NOVEL

【新連載スタート】男の裏側 vol.1~地獄の始まりは天国~

そう。環はすでに、密に誘われて何度か遊びに行っている。

とは言っても、とても健全なもので、近くの噴水辺りを歩きながら本について語ったり、公園を散歩したりとか……。

 

2回目のデートは、同じ区内の駅近くにある、紅茶の店に行ってみた。最近オープンしたということで、話題になっていたから行ってみたいと環が言い出したのだ。結果、2回ともとても楽しかった。

 

素敵な人だな、と確かに思うようになっていた。

 

***

 

そして、3度目のデート。その時、環は正式に密から交際を申し込まれた。

 

それは環の31回目の誕生日だった。前回のデートの時に、環の誕生日が近いことを偶然知った密は、「じゃあ、せっかくだしおごりますよ。良かったらまた会ってくれませんか? 職員さんから見たミステリの感想とか、オススメの本も今度教えてほしいです」と環に言ってきた。

 

また会おうと言ってくれたのも嬉しかったし、お互い好きなジャンルの本の話が出来るのも嬉しかった。

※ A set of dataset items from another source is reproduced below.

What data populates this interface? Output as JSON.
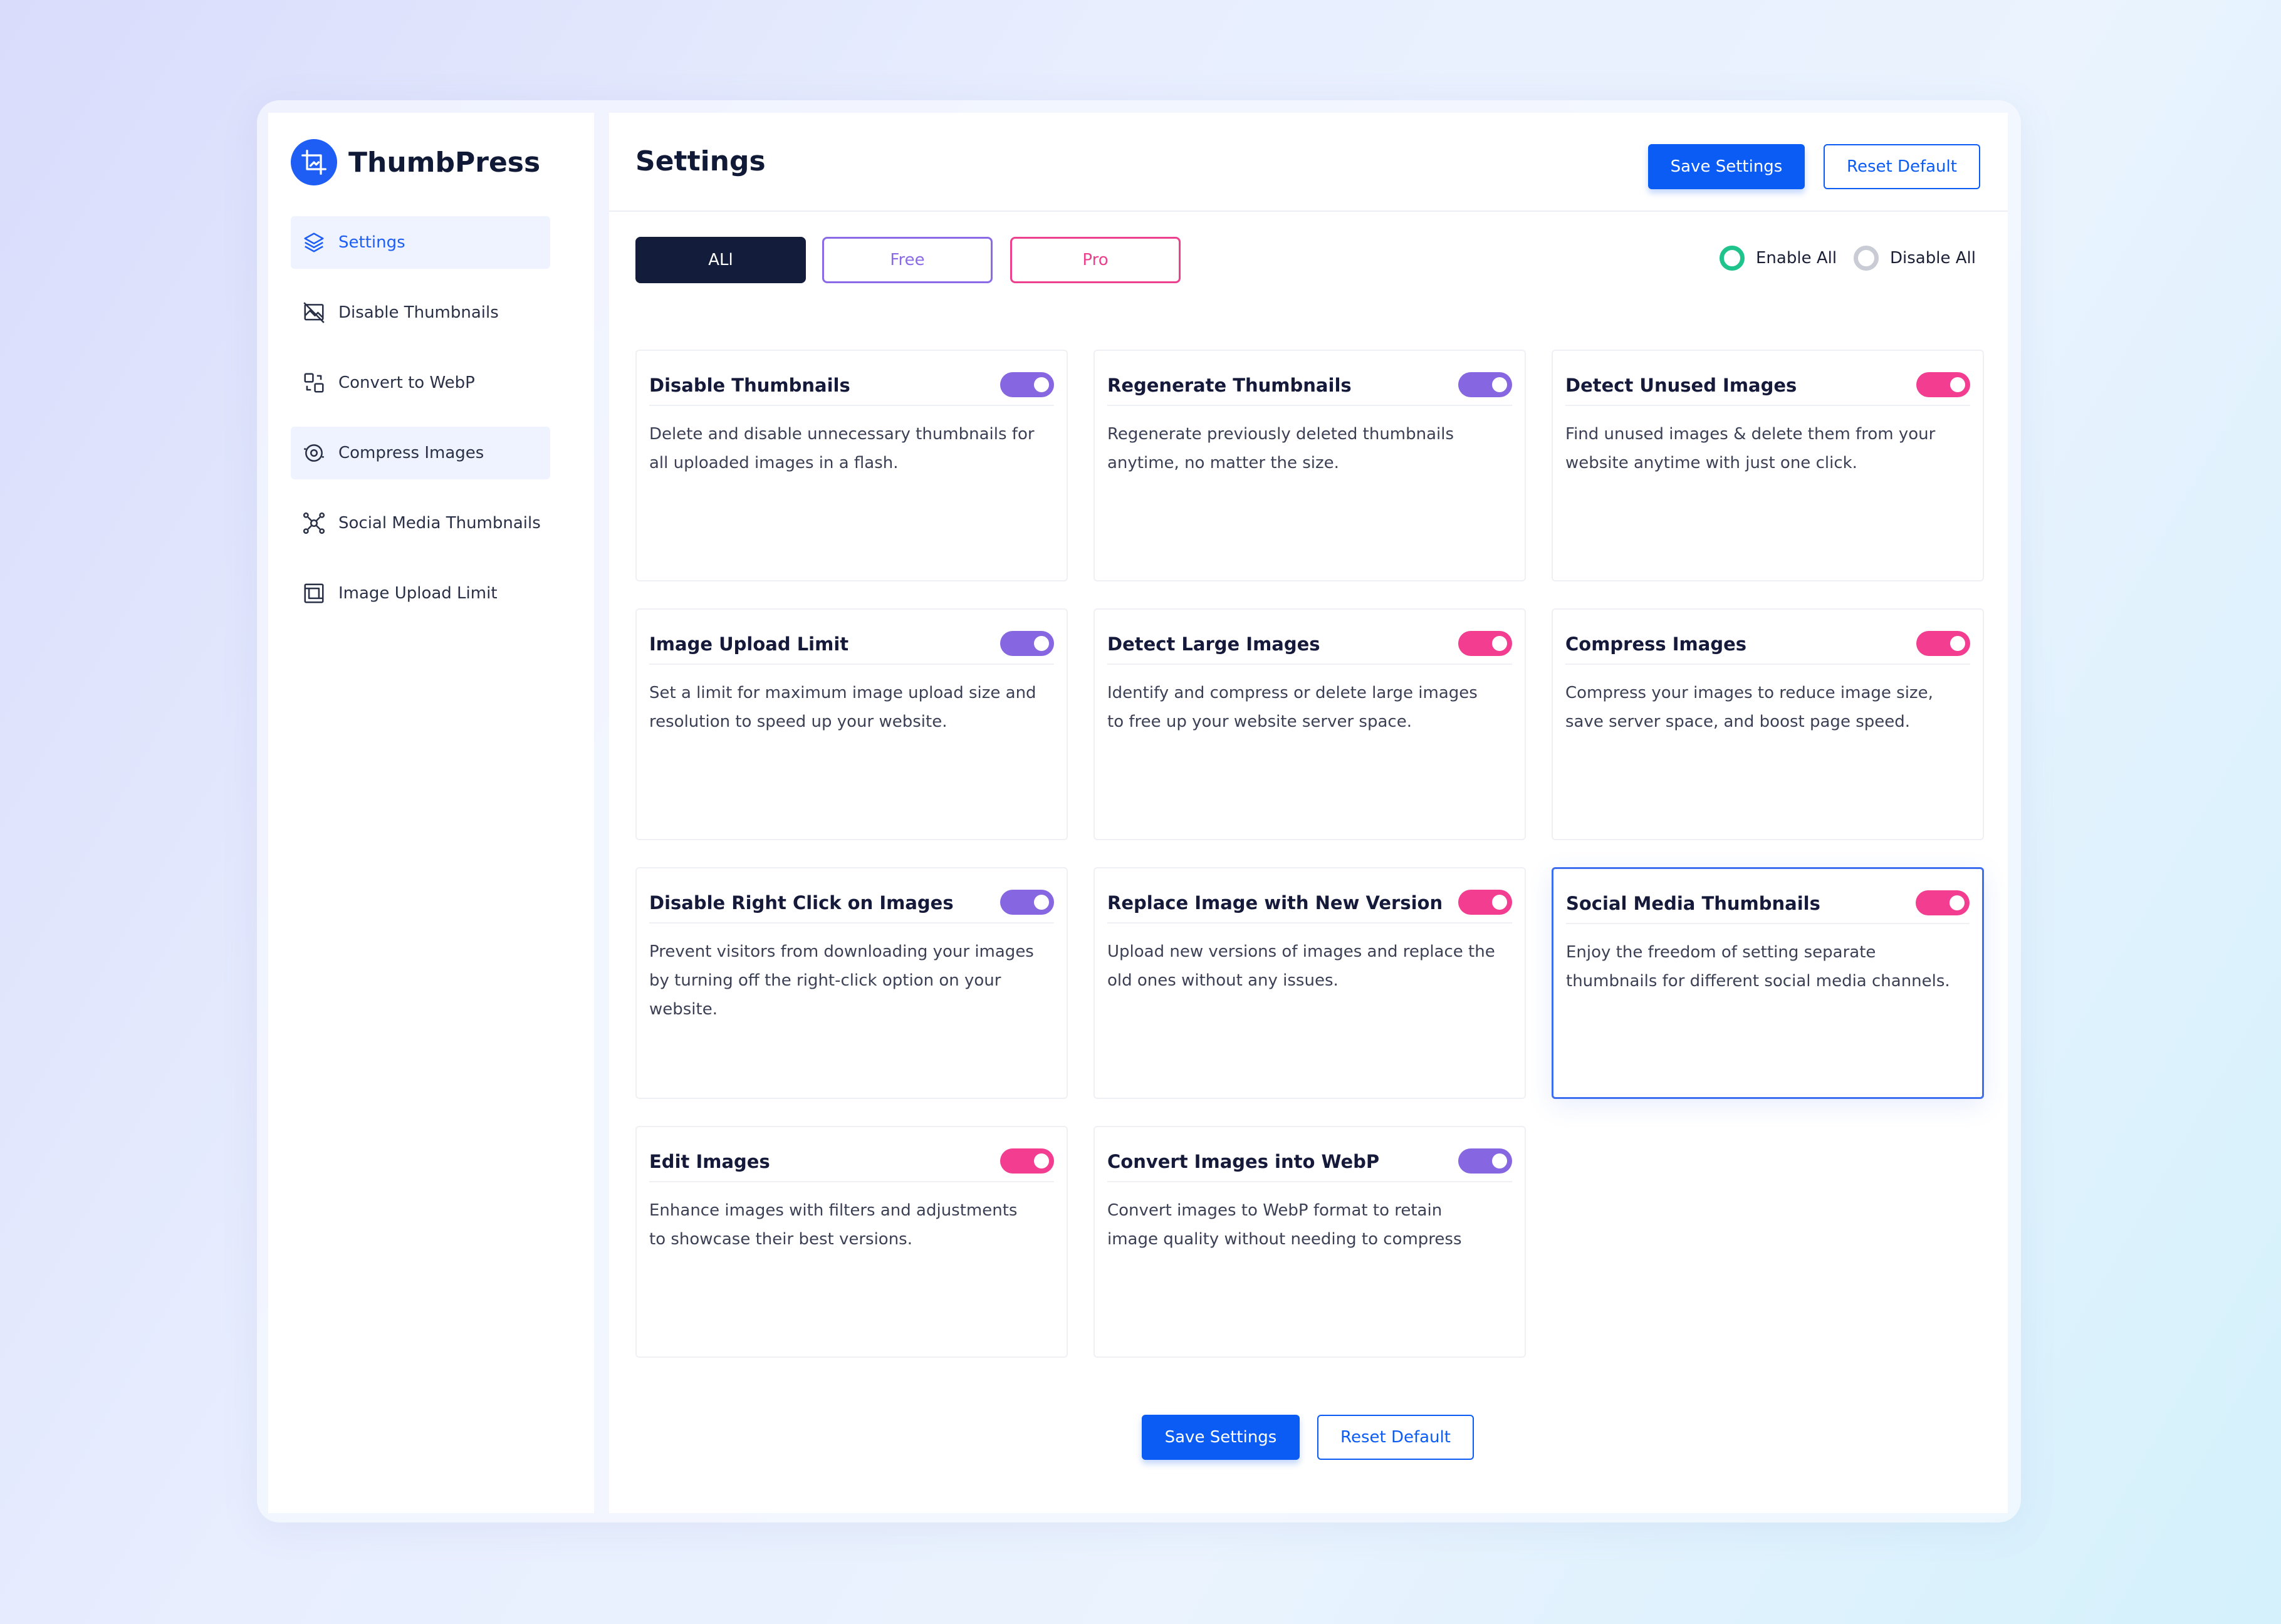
{
  "brand": {
    "name": "ThumbPress",
    "color": "#1e5ef5",
    "icon": "crop-image-icon"
  },
  "sidebar": {
    "items": [
      {
        "label": "Settings",
        "icon": "layers-icon",
        "active": true
      },
      {
        "label": "Disable Thumbnails",
        "icon": "image-off-icon"
      },
      {
        "label": "Convert to WebP",
        "icon": "convert-icon"
      },
      {
        "label": "Compress Images",
        "icon": "compress-icon",
        "highlighted": true
      },
      {
        "label": "Social Media Thumbnails",
        "icon": "share-nodes-icon"
      },
      {
        "label": "Image Upload Limit",
        "icon": "upload-limit-icon"
      }
    ]
  },
  "header": {
    "title": "Settings",
    "save_label": "Save Settings",
    "reset_label": "Reset Default"
  },
  "filters": {
    "all": "ALl",
    "free": "Free",
    "pro": "Pro",
    "selected": "ALl"
  },
  "toggles": {
    "enable_all": "Enable All",
    "disable_all": "Disable All",
    "selected": "Enable All"
  },
  "cards": [
    {
      "title": "Disable Thumbnails",
      "desc": "Delete and disable unnecessary thumbnails for all uploaded images in a flash.",
      "tier": "free",
      "enabled": true
    },
    {
      "title": "Regenerate Thumbnails",
      "desc": "Regenerate previously deleted thumbnails anytime, no matter the size.",
      "tier": "free",
      "enabled": true
    },
    {
      "title": "Detect Unused Images",
      "desc": "Find unused images & delete them from your website anytime with just one click.",
      "tier": "pro",
      "enabled": true
    },
    {
      "title": "Image Upload Limit",
      "desc": "Set a limit for maximum image upload size and resolution to speed up your website.",
      "tier": "free",
      "enabled": true
    },
    {
      "title": "Detect Large Images",
      "desc": "Identify and compress or delete large images to free up your website server space.",
      "tier": "pro",
      "enabled": true
    },
    {
      "title": "Compress Images",
      "desc": "Compress your images to reduce image size, save server space, and boost page speed.",
      "tier": "pro",
      "enabled": true
    },
    {
      "title": "Disable Right Click on Images",
      "desc": "Prevent visitors from downloading your images by turning off the right-click option on your website.",
      "tier": "free",
      "enabled": true
    },
    {
      "title": "Replace Image with New Version",
      "desc": "Upload new versions of images and replace the old ones without any issues.",
      "tier": "pro",
      "enabled": true
    },
    {
      "title": "Social Media Thumbnails",
      "desc": "Enjoy the freedom of setting separate thumbnails for different social media channels.",
      "tier": "pro",
      "enabled": true,
      "selected": true
    },
    {
      "title": "Edit Images",
      "desc": "Enhance images with filters and adjustments to showcase their best versions.",
      "tier": "pro",
      "enabled": true
    },
    {
      "title": "Convert Images into WebP",
      "desc": "Convert images to WebP format to retain image quality without needing to compress",
      "tier": "free",
      "enabled": true
    }
  ],
  "footer": {
    "save_label": "Save Settings",
    "reset_label": "Reset Default"
  },
  "colors": {
    "primary": "#0b5cf5",
    "free_accent": "#8767e1",
    "pro_accent": "#f23d90",
    "enable_radio": "#1fc38c",
    "dark": "#141c3c"
  }
}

誕生日に会おうと言ってもらえたのが何より嬉しかった。

環はその時付き合っている男性もいなかったし、友人たちもその日は忙しくしていたため、誕生日当日の予定は何も無かった。自分の誕生日を祝ってくれる人がいることが素直に有難い。

「はい、いいですよ」

 

そうして誕生日当日。

わざわざ食事に出かけようと言うので、広路町にある瀟洒(しょうしゃ)なレストランを予約してくれたらしい。彼は夜景の見える特等席を予約してくれていた。

そして……。

「あの……。良かったら、僕とお付き合いしてくれませんか」

控えめな物言いとしっかりとした眼差し。環はあっという間に虜になってしまった。

 

誤解を恐れないで言わせてもらうと、環は今までに他の男性と何人かお付き合いしたことがある。経験の無さから来る舞い上がりではなかった。